While the phrase itself is not necessarily used, its properties have been manifest within the game. It may be an implicit aspect of the warding mechanism on the gate of the Order of Voln, which cannot be passed by Council of Light masters, and in the past there was a room in The Graveyard that the undead would not enter unless repelled into it by a Cleric. Its purpose in this case was symbolic.

Behind The Scenes

Prior to a change in the roaming mechanics for creatures, monsters avoided the (impure) marble obelisk where Kestrel Etrevion's sons were buried. The green marble may reflect the idea that at least one of them worshipped the serpent god. It might also be an allusion to the lizard god monolith in "The Doom That Came to Sarnath", along with the stone of the crypt being brought from marvelous distances, which is a story referenced underground in the Purgatory segment.

[Graveyard]
Several graves here are clustered around a large marble monument.  A low iron railing encloses the area.  The burial plots seem to be unplundered, but the dark, freshly turned earth atop one of the graves indicates the presence of an unquiet soul.  You also see a faded path.
Obvious paths: west

>look monument
The green-veined marble monument is a plain obelisk, tall and thin, with no ornamental carving.  
There is an engraving on the wide base.

>read base
In the Common language, it reads:
Here lie the sons of Kestrel Etrevion, princes all, who perished in the battle to regain their ancestral land.

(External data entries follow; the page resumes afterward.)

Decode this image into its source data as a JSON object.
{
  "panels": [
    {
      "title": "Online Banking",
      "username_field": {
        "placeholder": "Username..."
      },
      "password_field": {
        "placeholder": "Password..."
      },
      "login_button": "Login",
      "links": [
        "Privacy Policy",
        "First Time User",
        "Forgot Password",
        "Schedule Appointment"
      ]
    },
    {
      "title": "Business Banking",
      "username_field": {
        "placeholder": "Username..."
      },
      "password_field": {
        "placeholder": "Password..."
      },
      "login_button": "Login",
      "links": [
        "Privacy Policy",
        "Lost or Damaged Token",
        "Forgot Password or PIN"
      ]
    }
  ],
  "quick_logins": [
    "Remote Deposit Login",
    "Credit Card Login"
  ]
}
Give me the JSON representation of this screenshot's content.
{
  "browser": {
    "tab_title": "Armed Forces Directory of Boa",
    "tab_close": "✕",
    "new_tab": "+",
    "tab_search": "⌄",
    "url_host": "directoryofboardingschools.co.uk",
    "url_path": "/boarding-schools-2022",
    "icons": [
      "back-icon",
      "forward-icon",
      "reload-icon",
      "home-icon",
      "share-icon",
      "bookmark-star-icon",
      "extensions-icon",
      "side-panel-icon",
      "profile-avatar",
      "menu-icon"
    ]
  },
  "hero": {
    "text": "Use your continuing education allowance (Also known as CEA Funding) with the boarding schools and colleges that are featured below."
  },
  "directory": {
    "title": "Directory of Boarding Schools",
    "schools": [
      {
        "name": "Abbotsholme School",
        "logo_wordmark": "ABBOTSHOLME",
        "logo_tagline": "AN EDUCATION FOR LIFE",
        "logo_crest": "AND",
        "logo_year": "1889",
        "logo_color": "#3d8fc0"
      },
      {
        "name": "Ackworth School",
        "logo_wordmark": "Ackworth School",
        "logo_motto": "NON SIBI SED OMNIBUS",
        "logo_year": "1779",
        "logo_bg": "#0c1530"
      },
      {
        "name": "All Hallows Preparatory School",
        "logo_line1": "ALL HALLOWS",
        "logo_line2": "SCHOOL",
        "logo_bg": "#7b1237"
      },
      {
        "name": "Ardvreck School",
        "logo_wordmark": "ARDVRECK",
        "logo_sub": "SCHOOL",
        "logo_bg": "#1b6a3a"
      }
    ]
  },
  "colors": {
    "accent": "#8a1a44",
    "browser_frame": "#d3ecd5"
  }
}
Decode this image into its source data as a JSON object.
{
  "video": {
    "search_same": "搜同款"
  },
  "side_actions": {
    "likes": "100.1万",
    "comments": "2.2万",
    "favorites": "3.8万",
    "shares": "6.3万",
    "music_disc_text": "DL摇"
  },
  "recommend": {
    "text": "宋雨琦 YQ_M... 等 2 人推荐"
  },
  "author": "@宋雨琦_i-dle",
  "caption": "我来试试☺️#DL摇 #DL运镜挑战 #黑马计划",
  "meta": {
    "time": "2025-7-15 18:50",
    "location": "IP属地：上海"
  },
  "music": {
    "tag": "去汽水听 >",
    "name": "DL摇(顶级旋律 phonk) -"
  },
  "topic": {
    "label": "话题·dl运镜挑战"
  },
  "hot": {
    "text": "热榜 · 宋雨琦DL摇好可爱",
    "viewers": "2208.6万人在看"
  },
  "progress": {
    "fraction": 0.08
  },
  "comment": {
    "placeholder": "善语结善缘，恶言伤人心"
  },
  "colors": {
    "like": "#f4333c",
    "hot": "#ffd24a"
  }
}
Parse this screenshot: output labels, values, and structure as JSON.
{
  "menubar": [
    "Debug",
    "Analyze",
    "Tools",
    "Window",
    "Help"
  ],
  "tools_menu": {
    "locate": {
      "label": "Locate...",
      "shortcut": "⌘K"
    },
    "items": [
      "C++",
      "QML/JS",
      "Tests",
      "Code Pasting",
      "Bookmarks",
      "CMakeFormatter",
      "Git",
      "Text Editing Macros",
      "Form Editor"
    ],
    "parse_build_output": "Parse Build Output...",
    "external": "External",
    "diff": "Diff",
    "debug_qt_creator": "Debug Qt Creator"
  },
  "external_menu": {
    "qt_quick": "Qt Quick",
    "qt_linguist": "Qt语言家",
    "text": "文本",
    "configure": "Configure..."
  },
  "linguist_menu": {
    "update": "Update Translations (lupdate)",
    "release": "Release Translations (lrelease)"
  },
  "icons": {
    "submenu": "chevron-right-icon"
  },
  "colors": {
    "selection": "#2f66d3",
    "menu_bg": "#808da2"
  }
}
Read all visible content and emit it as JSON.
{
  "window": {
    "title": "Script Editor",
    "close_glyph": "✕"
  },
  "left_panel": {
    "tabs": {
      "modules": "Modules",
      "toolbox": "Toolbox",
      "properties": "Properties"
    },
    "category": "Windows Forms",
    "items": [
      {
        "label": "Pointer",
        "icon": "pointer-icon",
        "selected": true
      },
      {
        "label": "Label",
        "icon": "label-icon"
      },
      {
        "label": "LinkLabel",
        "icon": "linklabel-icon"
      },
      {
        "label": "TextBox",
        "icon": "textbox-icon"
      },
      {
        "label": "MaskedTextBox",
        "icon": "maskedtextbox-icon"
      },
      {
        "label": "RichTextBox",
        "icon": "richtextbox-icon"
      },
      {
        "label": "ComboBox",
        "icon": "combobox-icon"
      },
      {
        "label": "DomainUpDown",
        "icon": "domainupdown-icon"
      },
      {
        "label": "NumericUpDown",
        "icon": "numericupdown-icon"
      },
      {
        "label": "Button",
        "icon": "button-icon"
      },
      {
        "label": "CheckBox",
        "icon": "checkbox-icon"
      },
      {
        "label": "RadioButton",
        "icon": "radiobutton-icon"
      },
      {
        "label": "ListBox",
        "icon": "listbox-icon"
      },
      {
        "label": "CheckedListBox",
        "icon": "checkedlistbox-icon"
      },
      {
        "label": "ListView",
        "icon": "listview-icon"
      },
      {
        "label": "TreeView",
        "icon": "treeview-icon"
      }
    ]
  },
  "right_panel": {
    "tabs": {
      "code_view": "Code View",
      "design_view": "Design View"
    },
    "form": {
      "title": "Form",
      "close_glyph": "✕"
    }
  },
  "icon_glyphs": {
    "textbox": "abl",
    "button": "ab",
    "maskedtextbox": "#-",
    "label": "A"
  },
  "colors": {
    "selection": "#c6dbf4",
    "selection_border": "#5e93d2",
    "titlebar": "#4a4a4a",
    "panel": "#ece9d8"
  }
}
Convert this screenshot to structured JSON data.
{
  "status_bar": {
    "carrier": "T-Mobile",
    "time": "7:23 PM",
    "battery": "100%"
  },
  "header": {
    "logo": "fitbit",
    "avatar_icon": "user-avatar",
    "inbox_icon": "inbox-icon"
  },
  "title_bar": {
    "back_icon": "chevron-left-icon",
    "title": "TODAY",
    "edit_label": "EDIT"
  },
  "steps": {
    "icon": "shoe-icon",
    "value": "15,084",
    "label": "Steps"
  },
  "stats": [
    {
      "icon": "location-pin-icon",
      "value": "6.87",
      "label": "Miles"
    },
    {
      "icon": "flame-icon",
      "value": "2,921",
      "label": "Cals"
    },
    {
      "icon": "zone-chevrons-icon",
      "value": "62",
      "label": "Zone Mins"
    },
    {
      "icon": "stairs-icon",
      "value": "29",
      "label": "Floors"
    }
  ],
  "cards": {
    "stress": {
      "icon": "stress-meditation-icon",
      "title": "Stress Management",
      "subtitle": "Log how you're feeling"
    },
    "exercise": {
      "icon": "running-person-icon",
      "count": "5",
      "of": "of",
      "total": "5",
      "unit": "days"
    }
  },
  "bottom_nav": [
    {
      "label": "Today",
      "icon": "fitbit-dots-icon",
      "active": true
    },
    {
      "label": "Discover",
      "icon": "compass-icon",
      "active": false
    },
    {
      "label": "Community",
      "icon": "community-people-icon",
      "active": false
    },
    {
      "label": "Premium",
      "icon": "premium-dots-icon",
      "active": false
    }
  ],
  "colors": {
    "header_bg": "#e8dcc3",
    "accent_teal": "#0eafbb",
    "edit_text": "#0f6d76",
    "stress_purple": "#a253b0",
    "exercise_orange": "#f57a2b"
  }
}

Ancient Egyptian obelisks were intended to serve as magical wardings to guard the dead, as well as act as conduits for the soul to travel to the sun god who resided within it. The sun god would be Klysus (Luukos), consistent with his I.C.E. Age lore, with the incorporation of Orhan marble being blasphemous both to him and Eissa (Lorminstra). However, his role as a sun god in the Lankan Empire may not have been established yet when The Graveyard was written, which would simply reduce his symbolic role to the serpent and soul devourer in the sun god mythology. The sun is still relevant from the Egyptian motifs and the role of Hell as where "the sun in silence rests."

The sun is also important because Eissa is the sister of the god of night (and dreams) who crusades against the Unlife, and Bandur's goddesses Kadaena and Orgiana (Eorgina) are associated with flames. Indeed, his inordinate focus on goddesses is suggestive within the Osiris/Set and Isis mythology, especially since Orgiana was an expressly male-hating deity. Since the surface of The Graveyard represents Oblivion, the obelisk points toward the River of Life and so the light, whereas "the dark path" descends into the Void. Without ornamental carvings there was no guidance toward the afterlife. The symbolism is that the nephews were doomed to limbo forever, beyond the reach of either death god.